I think briefly of Jenn, of her hand leading me to the dance floor and the world going dark blue and so much possibility appearing in front of me, so I keep touching Maria, however subtly I can, and hope that she doesn’t object or recoil. A hand grazing her waist as we enter the bar, a palm on her upper arm after I laugh at
one of her jokes. An arm around her shoulder as I say, “I’m really scared, but I think I’ll be all right as long as I have you for protection.”

“Right,” she says. “I’m so intimidating.”

“You
can
be, yes.”

“I look like one of these guys on the street corners?”

“No,” I say. “Intimidating in a different way. Like, when we were in the parking lot outside the Nike house, just before the Etiquette Dinner, I think all of the other pledges were scared to pair up with you.”

“Scared of me? Why?”

“Because you’re out of their league.”

“And you weren’t scared?”

“I was. But you were the only girl left. I had no choice.”

Dios Mia
is a Mexican dive bar, but somehow it’s also a college bar. All the way out in Juarez. Servicing the students of NMSU and UTEP and the El Paso community colleges and probably many other Texas universities within an hour’s drive. A college bar. A typical college bar.

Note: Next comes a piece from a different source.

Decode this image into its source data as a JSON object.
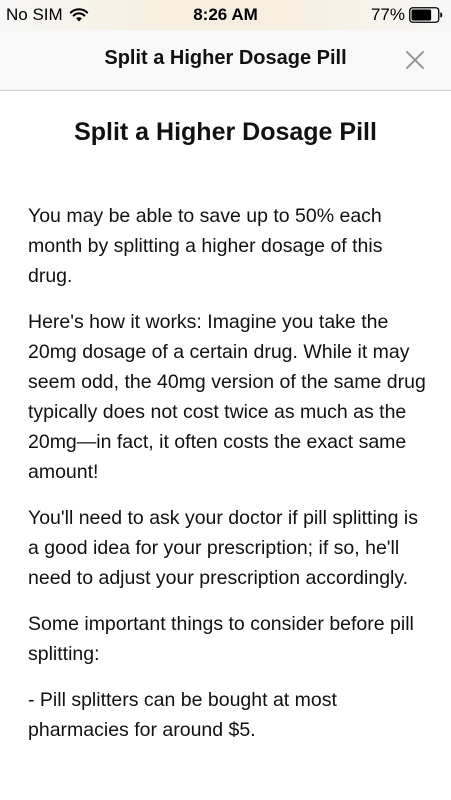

Sweltering, packed with girls wearing short skirts and low-cut tops with thin straps, belly-buttons and lower-back tattoos showing; packed with guys wearing slogan t-shirts (“FBI: Female Body Inspector” and “College” and “Your Retarded” and “Let’s do the NO PANTS dance”) and torn jeans and baseball caps. Mike Jones playing so loud that you can only hear the pounding bass and an occasional hint of the chorus (
Back then they din’t want me, now I’m hot they all on me
)…not that it matters what’s playing…if you know the words, you gyrate and sing, and if you don’t know the words, you just gyrate. Typical college bar. Hundreds,
hundreds
of kids too young to drink legally in the states, chugging and yelling and dancing, plastic cups all filled with the same watered-down beer, this pattern broken only by an infrequent pink mixed-drink. Floors so sticky with spilled beer and liquor that you wonder if they’ve ever cleaned this place. The bar—a long wooden counter-top behind which two super-quick bartenders pour beers and splash alcohol into sugary cupfuls of punch or orange juice—is so busy that it looks like a mosh pit. Cramped, but that just means that Maria is pressed against me.

“Drinks are on me tonight,” I say to Maria and she looks at me again like she did at the Etiquette Dinner, like I’m some rare breed of New Mexico Man, one that actually buys a drink for a lady, and she touches me on the wrist and says, “Thank you,” and it doesn’t occur to me until after I
order two Coronas (I flash a twenty, am immediately served by a bartender) and hand one of them to Maria and watch her drink half of it, that she is 18 and I am five years older than her, that I’ve seriously broken American laws by giving her this drink, that I’ve broken so many NKE policies (“No dating, no drinking!”), but it’s Tuesday night and we are alone, no fraternity brothers around to impress. Jose is gone, Brandon is gone.